她嗫嚅着开口,声音细若蚊蚋:“奴婢……奴婢愚钝,竟忘却夫人所嘱原话……但夫人再三叮咛,令男君今日务必早归!
魏劭闻言,微微偏过脸,眼底掠过一丝不耐。母亲能有什么急事?无非又是为了郑姝那的事来烦他!
议事厅内陷入死寂,半晌无人敢作声。公孙羊瞧着魏劭依旧没有松口的打算,再看那小丫鬟浑身战战兢兢、几乎要哭出来的模样,终究是不忍,轻轻挥了挥手中的羽扇,缓声打圆场:
“主公公务繁冗,待诸事了结,自会归府探望夫人。你回禀夫人,衙署乃议事重地,人多眼杂,日后不必再特意遣人前来传话。”
小丫鬟如蒙大赦,连忙磕头行礼:“奴婢知晓了。”她偷偷抬眼,飞快瞥了一眼面色依旧不虞的魏劭,便立刻低下头,几乎是小跑着转身退出了议事厅。
“主公,我等续议方才之事吧。”公孙羊不愿再提朱夫人的事惹魏劭心烦——毕竟,他也瞧不上那位处处胳膊肘往外拐的做派。
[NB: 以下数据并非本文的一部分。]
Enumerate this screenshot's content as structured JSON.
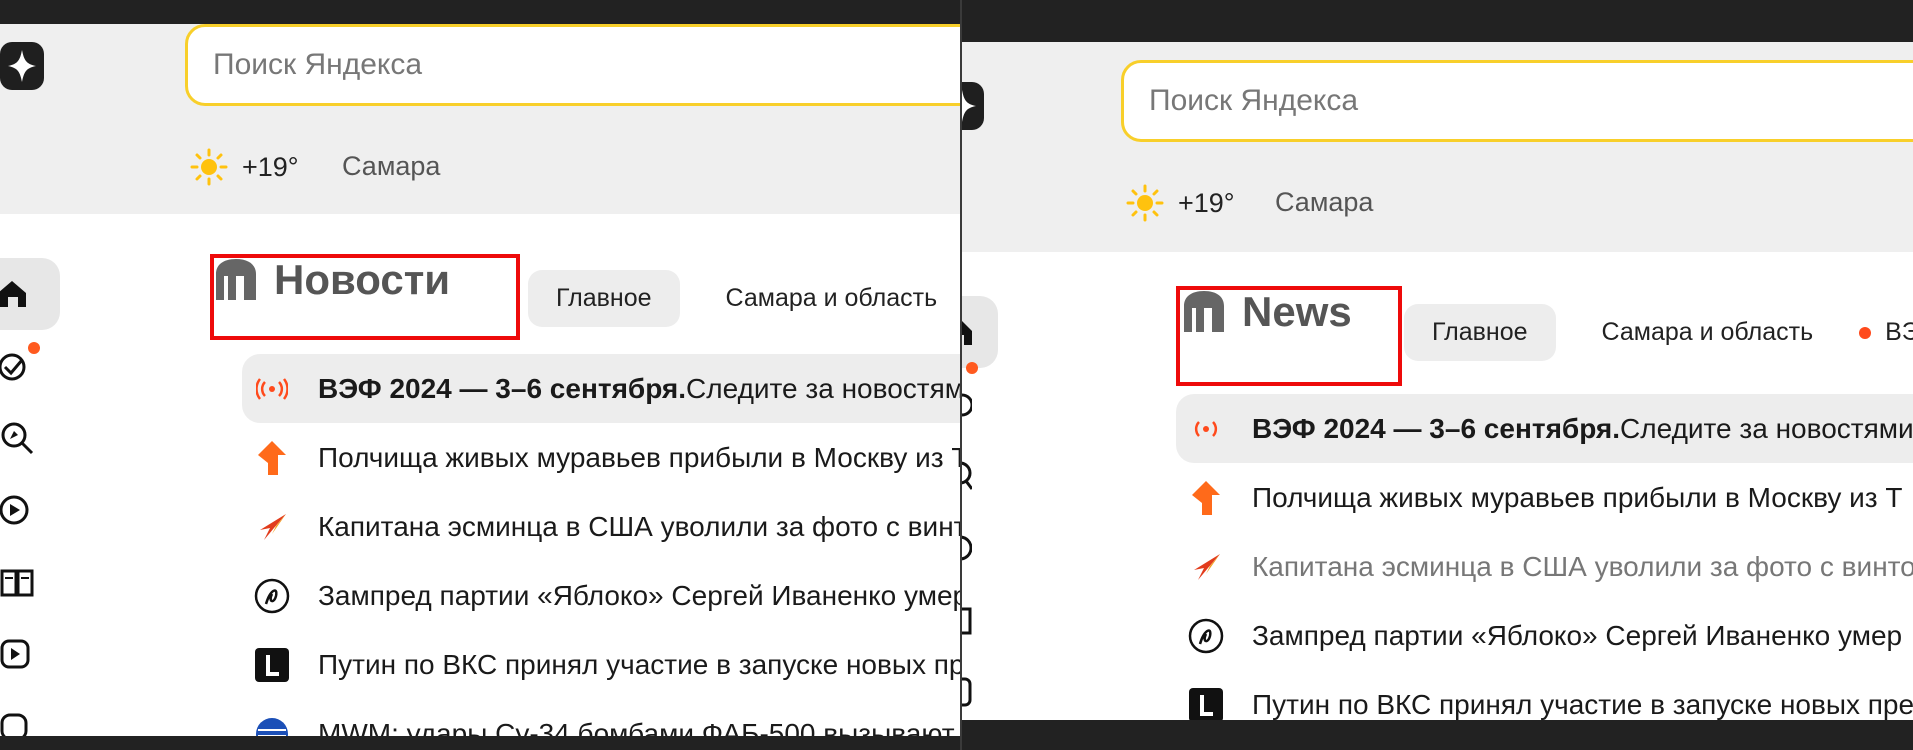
{
  "search": {
    "placeholder": "Поиск Яндекса"
  },
  "weather": {
    "temperature": "+19°",
    "city": "Самара"
  },
  "news": {
    "panel1_title": "Новости",
    "panel2_title": "News",
    "tabs": [
      "Главное",
      "Самара и область",
      "ВЭФ"
    ],
    "items": [
      {
        "bold": "ВЭФ 2024 — 3–6 сентября.",
        "text": " Следите за новостями"
      },
      {
        "bold": "",
        "text": "Полчища живых муравьев прибыли в Москву из Т"
      },
      {
        "bold": "",
        "text": "Капитана эсминца в США уволили за фото с винто"
      },
      {
        "bold": "",
        "text": "Зампред партии «Яблоко» Сергей Иваненко умер"
      },
      {
        "bold": "",
        "text": "Путин по ВКС принял участие в запуске новых пре"
      },
      {
        "bold": "",
        "text": "MWM: удары Су-34 бомбами ФАБ-500 вызывают"
      }
    ]
  },
  "colors": {
    "highlight_box": "#ee0a0a",
    "search_border": "#f8cf2a",
    "notification": "#ff5a1f"
  }
}
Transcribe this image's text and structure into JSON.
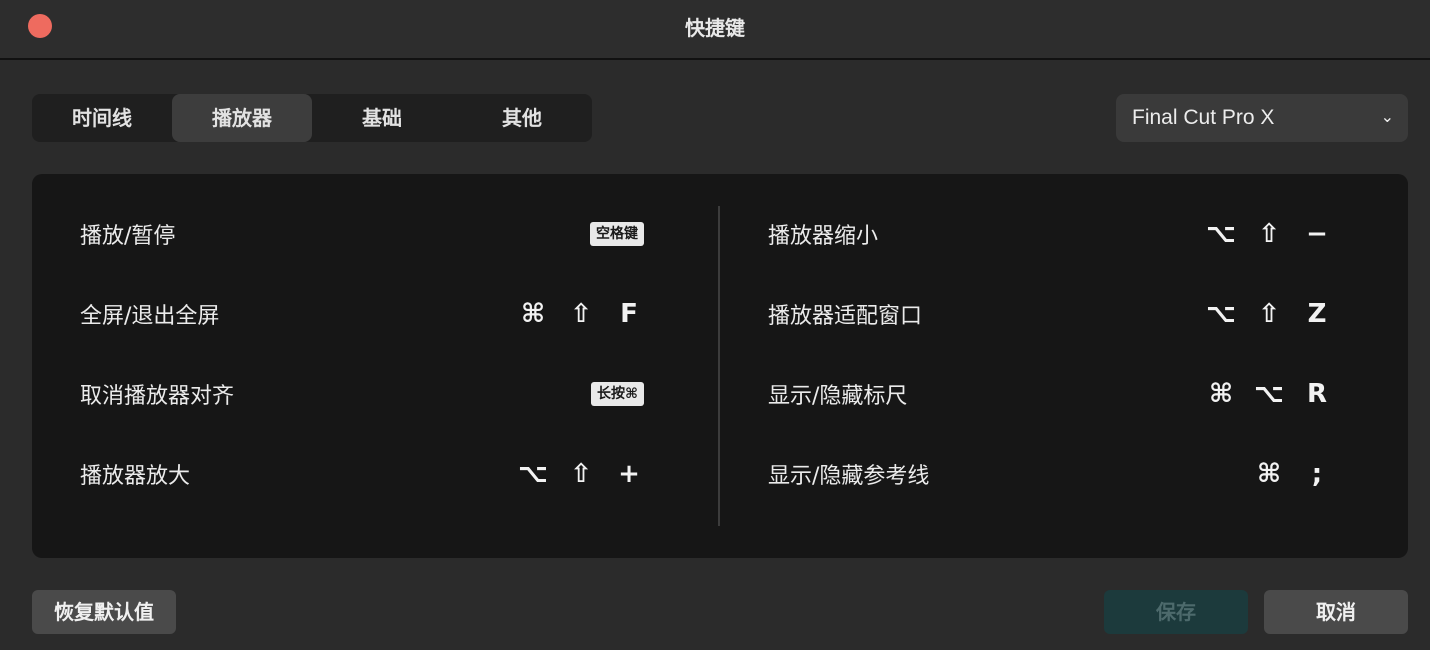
{
  "window": {
    "title": "快捷键"
  },
  "tabs": [
    {
      "label": "时间线",
      "active": false
    },
    {
      "label": "播放器",
      "active": true
    },
    {
      "label": "基础",
      "active": false
    },
    {
      "label": "其他",
      "active": false
    }
  ],
  "preset": {
    "selected": "Final Cut Pro X",
    "icon": "chevron-down-icon"
  },
  "shortcuts": {
    "left": [
      {
        "label": "播放/暂停",
        "badge": "空格键",
        "keys": []
      },
      {
        "label": "全屏/退出全屏",
        "badge": null,
        "keys": [
          "⌘",
          "⇧",
          "F"
        ]
      },
      {
        "label": "取消播放器对齐",
        "badge": "长按⌘",
        "keys": []
      },
      {
        "label": "播放器放大",
        "badge": null,
        "keys": [
          "⌥",
          "⇧",
          "+"
        ]
      }
    ],
    "right": [
      {
        "label": "播放器缩小",
        "badge": null,
        "keys": [
          "⌥",
          "⇧",
          "−"
        ]
      },
      {
        "label": "播放器适配窗口",
        "badge": null,
        "keys": [
          "⌥",
          "⇧",
          "Z"
        ]
      },
      {
        "label": "显示/隐藏标尺",
        "badge": null,
        "keys": [
          "⌘",
          "⌥",
          "R"
        ]
      },
      {
        "label": "显示/隐藏参考线",
        "badge": null,
        "keys": [
          "⌘",
          ";"
        ]
      }
    ]
  },
  "buttons": {
    "reset": "恢复默认值",
    "save": "保存",
    "cancel": "取消"
  },
  "colors": {
    "close": "#ee6b5f",
    "save_bg": "#1c3a3c",
    "save_text": "#4d6a6c"
  }
}
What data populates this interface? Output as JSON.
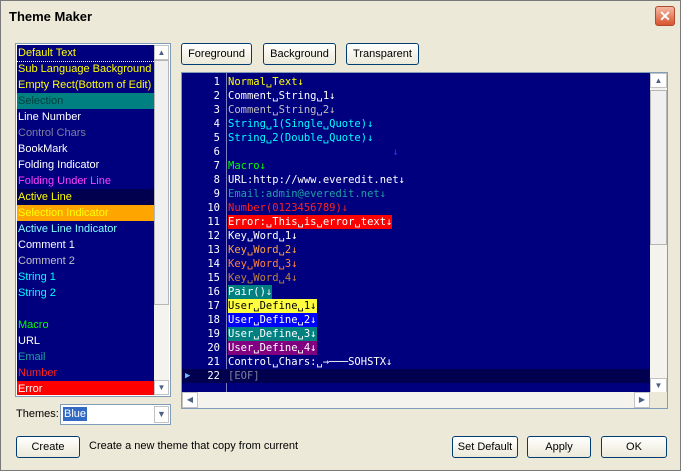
{
  "window": {
    "title": "Theme Maker",
    "close_label": "✕"
  },
  "list": {
    "items": [
      {
        "label": "Default Text",
        "color": "#ffff00",
        "bg": "#00007f",
        "selected": true
      },
      {
        "label": "Sub Language Background",
        "color": "#ffff00",
        "bg": "#00007f"
      },
      {
        "label": "Empty Rect(Bottom of Edit)",
        "color": "#ffff00",
        "bg": "#00007f"
      },
      {
        "label": "Selection",
        "color": "#003f3f",
        "bg": "#008080"
      },
      {
        "label": "Line Number",
        "color": "#ffffff",
        "bg": "#00007f"
      },
      {
        "label": "Control Chars",
        "color": "#7f7f9f",
        "bg": "#00007f"
      },
      {
        "label": "BookMark",
        "color": "#ffffff",
        "bg": "#00007f"
      },
      {
        "label": "Folding Indicator",
        "color": "#ffffff",
        "bg": "#00007f"
      },
      {
        "label": "Folding Under Line",
        "color": "#ff40ff",
        "bg": "#00007f"
      },
      {
        "label": "Active Line",
        "color": "#ffff00",
        "bg": "#00004f"
      },
      {
        "label": "Selection Indicator",
        "color": "#ffff00",
        "bg": "#ffa500"
      },
      {
        "label": "Active Line Indicator",
        "color": "#80ffff",
        "bg": "#00007f"
      },
      {
        "label": "Comment 1",
        "color": "#ffffff",
        "bg": "#00007f"
      },
      {
        "label": "Comment 2",
        "color": "#c0c0c0",
        "bg": "#00007f"
      },
      {
        "label": "String 1",
        "color": "#00ffff",
        "bg": "#00007f"
      },
      {
        "label": "String 2",
        "color": "#00ffff",
        "bg": "#00007f"
      },
      {
        "label": "",
        "color": "#0000ff",
        "bg": "#00007f"
      },
      {
        "label": "Macro",
        "color": "#00ff00",
        "bg": "#00007f"
      },
      {
        "label": "URL",
        "color": "#ffffff",
        "bg": "#00007f"
      },
      {
        "label": "Email",
        "color": "#20a0a0",
        "bg": "#00007f"
      },
      {
        "label": "Number",
        "color": "#ff2020",
        "bg": "#00007f"
      },
      {
        "label": "Error",
        "color": "#ffffff",
        "bg": "#ff0000"
      }
    ]
  },
  "themes": {
    "label": "Themes:",
    "value": "Blue"
  },
  "toolbar": {
    "foreground": "Foreground",
    "background": "Background",
    "transparent": "Transparent"
  },
  "editor": {
    "lines": [
      {
        "n": "1",
        "text": "Normal␣Text↓",
        "color": "#ffff00",
        "bg": ""
      },
      {
        "n": "2",
        "text": "Comment␣String␣1↓",
        "color": "#ffffff",
        "bg": ""
      },
      {
        "n": "3",
        "text": "Comment␣String␣2↓",
        "color": "#c0c0c0",
        "bg": ""
      },
      {
        "n": "4",
        "text": "String␣1(Single␣Quote)↓",
        "color": "#00ffff",
        "bg": ""
      },
      {
        "n": "5",
        "text": "String␣2(Double␣Quote)↓",
        "color": "#00ffff",
        "bg": ""
      },
      {
        "n": "6",
        "text": "                          ↓",
        "color": "#3030ff",
        "bg": ""
      },
      {
        "n": "7",
        "text": "Macro↓",
        "color": "#00ff00",
        "bg": ""
      },
      {
        "n": "8",
        "text": "URL:http://www.everedit.net↓",
        "color": "#ffffff",
        "bg": ""
      },
      {
        "n": "9",
        "text": "Email:admin@everedit.net↓",
        "color": "#20a0a0",
        "bg": ""
      },
      {
        "n": "10",
        "text": "Number(0123456789)↓",
        "color": "#ff2020",
        "bg": ""
      },
      {
        "n": "11",
        "text": "Error:␣This␣is␣error␣text↓",
        "color": "#ffffff",
        "bg": "#ff0000"
      },
      {
        "n": "12",
        "text": "Key␣Word␣1↓",
        "color": "#ffffff",
        "bg": ""
      },
      {
        "n": "13",
        "text": "Key␣Word␣2↓",
        "color": "#ffa040",
        "bg": ""
      },
      {
        "n": "14",
        "text": "Key␣Word␣3↓",
        "color": "#ff8040",
        "bg": ""
      },
      {
        "n": "15",
        "text": "Key␣Word␣4↓",
        "color": "#c08040",
        "bg": ""
      },
      {
        "n": "16",
        "text": "Pair()↓",
        "color": "#ffffff",
        "bg": "#008080"
      },
      {
        "n": "17",
        "text": "User␣Define␣1↓",
        "color": "#000000",
        "bg": "#ffff40"
      },
      {
        "n": "18",
        "text": "User␣Define␣2↓",
        "color": "#ffffff",
        "bg": "#0000ff"
      },
      {
        "n": "19",
        "text": "User␣Define␣3↓",
        "color": "#ffffff",
        "bg": "#008080"
      },
      {
        "n": "20",
        "text": "User␣Define␣4↓",
        "color": "#ffffff",
        "bg": "#800080"
      },
      {
        "n": "21",
        "text": "Control␣Chars:␣→───SOHSTX↓",
        "color": "#ffffff",
        "bg": ""
      },
      {
        "n": "22",
        "text": "[EOF]",
        "color": "#7f7f9f",
        "bg": ""
      }
    ]
  },
  "bottom": {
    "create": "Create",
    "hint": "Create a new theme that copy from current",
    "set_default": "Set Default",
    "apply": "Apply",
    "ok": "OK"
  }
}
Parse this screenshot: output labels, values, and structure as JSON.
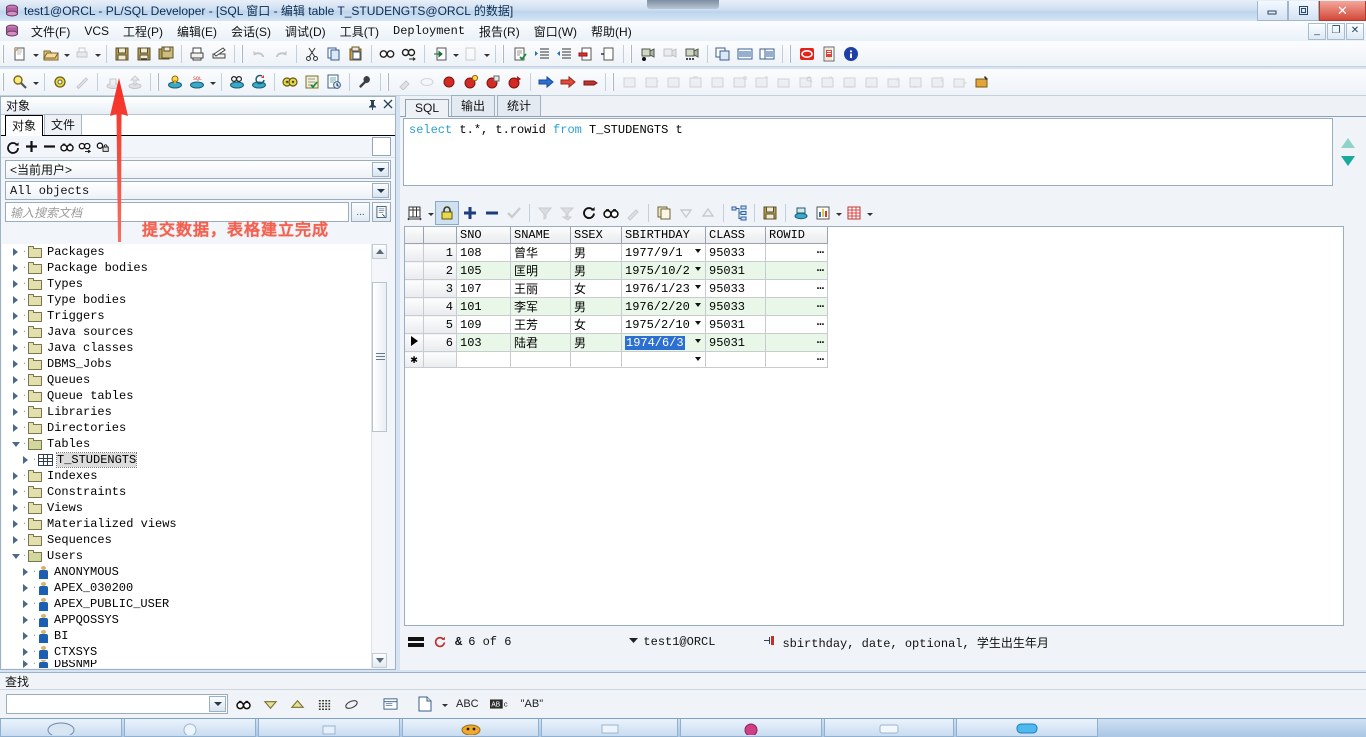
{
  "window": {
    "title": "test1@ORCL - PL/SQL Developer - [SQL 窗口 - 编辑 table T_STUDENGTS@ORCL 的数据]",
    "minimize": "–",
    "maximize": "❐",
    "close": "✕",
    "mdi_minimize": "_",
    "mdi_restore": "❐",
    "mdi_close": "✕"
  },
  "menu": {
    "items": [
      "文件(F)",
      "VCS",
      "工程(P)",
      "编辑(E)",
      "会话(S)",
      "调试(D)",
      "工具(T)",
      "Deployment",
      "报告(R)",
      "窗口(W)",
      "帮助(H)"
    ]
  },
  "object_browser": {
    "dock_title": "对象",
    "pin_icon": "pin-icon",
    "close_icon": "close-icon",
    "tabs": [
      {
        "label": "对象",
        "active": true
      },
      {
        "label": "文件",
        "active": false
      }
    ],
    "toolbar_icons": [
      "refresh-icon",
      "plus-icon",
      "minus-icon",
      "binoculars-icon",
      "find-next-icon",
      "find-lock-icon"
    ],
    "user_filter": "<当前用户>",
    "type_filter": "All objects",
    "search_placeholder": "输入搜索文档",
    "search_value": "",
    "browse_button": "...",
    "export_button": "export-icon",
    "tree": [
      {
        "label": "Packages",
        "kind": "folder",
        "indent": 0,
        "state": "collapsed"
      },
      {
        "label": "Package bodies",
        "kind": "folder",
        "indent": 0,
        "state": "collapsed"
      },
      {
        "label": "Types",
        "kind": "folder",
        "indent": 0,
        "state": "collapsed"
      },
      {
        "label": "Type bodies",
        "kind": "folder",
        "indent": 0,
        "state": "collapsed"
      },
      {
        "label": "Triggers",
        "kind": "folder",
        "indent": 0,
        "state": "collapsed"
      },
      {
        "label": "Java sources",
        "kind": "folder",
        "indent": 0,
        "state": "collapsed"
      },
      {
        "label": "Java classes",
        "kind": "folder",
        "indent": 0,
        "state": "collapsed"
      },
      {
        "label": "DBMS_Jobs",
        "kind": "folder",
        "indent": 0,
        "state": "collapsed"
      },
      {
        "label": "Queues",
        "kind": "folder",
        "indent": 0,
        "state": "collapsed"
      },
      {
        "label": "Queue tables",
        "kind": "folder",
        "indent": 0,
        "state": "collapsed"
      },
      {
        "label": "Libraries",
        "kind": "folder",
        "indent": 0,
        "state": "collapsed"
      },
      {
        "label": "Directories",
        "kind": "folder",
        "indent": 0,
        "state": "collapsed"
      },
      {
        "label": "Tables",
        "kind": "folder-open",
        "indent": 0,
        "state": "expanded"
      },
      {
        "label": "T_STUDENGTS",
        "kind": "table",
        "indent": 1,
        "state": "collapsed",
        "selected": true
      },
      {
        "label": "Indexes",
        "kind": "folder",
        "indent": 0,
        "state": "collapsed"
      },
      {
        "label": "Constraints",
        "kind": "folder",
        "indent": 0,
        "state": "collapsed"
      },
      {
        "label": "Views",
        "kind": "folder",
        "indent": 0,
        "state": "collapsed"
      },
      {
        "label": "Materialized views",
        "kind": "folder",
        "indent": 0,
        "state": "collapsed"
      },
      {
        "label": "Sequences",
        "kind": "folder",
        "indent": 0,
        "state": "collapsed"
      },
      {
        "label": "Users",
        "kind": "folder-open",
        "indent": 0,
        "state": "expanded"
      },
      {
        "label": "ANONYMOUS",
        "kind": "user",
        "indent": 1,
        "state": "collapsed"
      },
      {
        "label": "APEX_030200",
        "kind": "user",
        "indent": 1,
        "state": "collapsed"
      },
      {
        "label": "APEX_PUBLIC_USER",
        "kind": "user",
        "indent": 1,
        "state": "collapsed"
      },
      {
        "label": "APPQOSSYS",
        "kind": "user",
        "indent": 1,
        "state": "collapsed"
      },
      {
        "label": "BI",
        "kind": "user",
        "indent": 1,
        "state": "collapsed"
      },
      {
        "label": "CTXSYS",
        "kind": "user",
        "indent": 1,
        "state": "collapsed"
      },
      {
        "label": "DBSNMP",
        "kind": "user",
        "indent": 1,
        "state": "collapsed"
      }
    ]
  },
  "sql_window": {
    "tabs": [
      {
        "label": "SQL",
        "active": true
      },
      {
        "label": "输出",
        "active": false
      },
      {
        "label": "统计",
        "active": false
      }
    ],
    "statement_parts": [
      {
        "text": "select",
        "kw": true
      },
      {
        "text": " t.*, t.rowid ",
        "kw": false
      },
      {
        "text": "from",
        "kw": true
      },
      {
        "text": " T_STUDENGTS t",
        "kw": false
      }
    ],
    "statement_plain": "select t.*, t.rowid from T_STUDENGTS t"
  },
  "grid": {
    "columns": [
      "SNO",
      "SNAME",
      "SSEX",
      "SBIRTHDAY",
      "CLASS",
      "ROWID"
    ],
    "rows": [
      {
        "n": "1",
        "SNO": "108",
        "SNAME": "曾华",
        "SSEX": "男",
        "SBIRTHDAY": "1977/9/1",
        "CLASS": "95033",
        "ROWID": "⋯",
        "current": false,
        "selected_cell": false
      },
      {
        "n": "2",
        "SNO": "105",
        "SNAME": "匡明",
        "SSEX": "男",
        "SBIRTHDAY": "1975/10/2",
        "CLASS": "95031",
        "ROWID": "⋯",
        "current": false,
        "selected_cell": false
      },
      {
        "n": "3",
        "SNO": "107",
        "SNAME": "王丽",
        "SSEX": "女",
        "SBIRTHDAY": "1976/1/23",
        "CLASS": "95033",
        "ROWID": "⋯",
        "current": false,
        "selected_cell": false
      },
      {
        "n": "4",
        "SNO": "101",
        "SNAME": "李军",
        "SSEX": "男",
        "SBIRTHDAY": "1976/2/20",
        "CLASS": "95033",
        "ROWID": "⋯",
        "current": false,
        "selected_cell": false
      },
      {
        "n": "5",
        "SNO": "109",
        "SNAME": "王芳",
        "SSEX": "女",
        "SBIRTHDAY": "1975/2/10",
        "CLASS": "95031",
        "ROWID": "⋯",
        "current": false,
        "selected_cell": false
      },
      {
        "n": "6",
        "SNO": "103",
        "SNAME": "陆君",
        "SSEX": "男",
        "SBIRTHDAY": "1974/6/3",
        "CLASS": "95031",
        "ROWID": "⋯",
        "current": true,
        "selected_cell": true
      }
    ],
    "new_row_marker": "✱"
  },
  "data_status": {
    "record_position": "6 of 6",
    "connection": "test1@ORCL",
    "column_hint": "sbirthday, date, optional, 学生出生年月"
  },
  "find_bar": {
    "title": "查找",
    "value": "",
    "buttons": [
      "binoculars-icon",
      "down-triangle-icon",
      "up-triangle-icon",
      "list-icon",
      "eraser-icon",
      "panel-icon",
      "page-icon"
    ],
    "label_abc": "ABC",
    "label_ab_boxed": "AB",
    "label_ab_quoted": "\"AB\""
  },
  "annotation": {
    "text": "提交数据，表格建立完成",
    "color": "#f4604f",
    "arrow_target": "commit-button"
  },
  "toolbar_row1": [
    "new-icon",
    "open-icon",
    "print-preview-icon",
    "save-icon",
    "save-all-icon",
    "save-session-icon",
    "print-icon",
    "print-setup-icon",
    "undo-icon",
    "redo-icon",
    "cut-icon",
    "copy-icon",
    "paste-icon",
    "find-icon",
    "find-next-icon",
    "import-icon",
    "export-disabled-icon",
    "explain-icon",
    "indent-icon",
    "outdent-icon",
    "comment-icon",
    "uncomment-icon",
    "record-icon",
    "step-icon",
    "macro-icon",
    "tile-icon",
    "list-window-icon",
    "detail-window-icon",
    "stop-icon",
    "pdf-icon",
    "info-icon"
  ],
  "toolbar_row2": [
    "zoom-icon",
    "settings-icon",
    "wand-icon",
    "rollback-icon",
    "commit-icon",
    "execute-icon",
    "execute-sql-icon",
    "explain-plan-icon",
    "session-icon",
    "test-icon",
    "checklist-icon",
    "report-icon",
    "wrench-icon",
    "brush-icon",
    "eraser2-icon",
    "bp1-icon",
    "bp2-icon",
    "bp3-icon",
    "bp4-icon",
    "run-icon",
    "step-over-icon",
    "stop2-icon",
    "obj1-icon",
    "obj2-icon",
    "obj3-icon",
    "obj4-icon",
    "obj5-icon",
    "obj6-icon",
    "obj7-icon",
    "obj8-icon",
    "obj9-icon",
    "obj10-icon",
    "obj11-icon",
    "obj12-icon",
    "obj13-icon",
    "obj14-icon",
    "obj15-icon",
    "obj16-icon",
    "obj17-icon"
  ],
  "grid_toolbar": [
    "grid-layout-icon",
    "lock-icon",
    "insert-row-icon",
    "delete-row-icon",
    "post-icon",
    "filter-down-icon",
    "filter-all-icon",
    "refresh-icon",
    "search-icon",
    "edit-icon",
    "copy-grid-icon",
    "sort-desc-icon",
    "sort-asc-icon",
    "hierarchy-icon",
    "save-grid-icon",
    "db-icon",
    "chart-icon",
    "table-view-icon"
  ],
  "colors": {
    "annotation": "#f4604f",
    "alt_row": "#e9f7e9",
    "selection": "#2b6fd1",
    "keyword": "#2a9fd6",
    "titlebar_close": "#d3493a"
  },
  "taskbar": {
    "items": [
      "task-1",
      "task-2",
      "task-3",
      "task-4",
      "task-5",
      "task-6",
      "task-7",
      "task-8"
    ]
  }
}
魏劭微微颔首,重新拿起桌上的书信细细翻阅,眉头却越皱越紧。信中虽有几分端倪,却模糊不清,不足以作为凭据。他抬眼,目光带着几分审视看向魏渠与魏枭:“怎么……就只查到这些?以你二人的身手与能耐,怎会这般束手束脚?”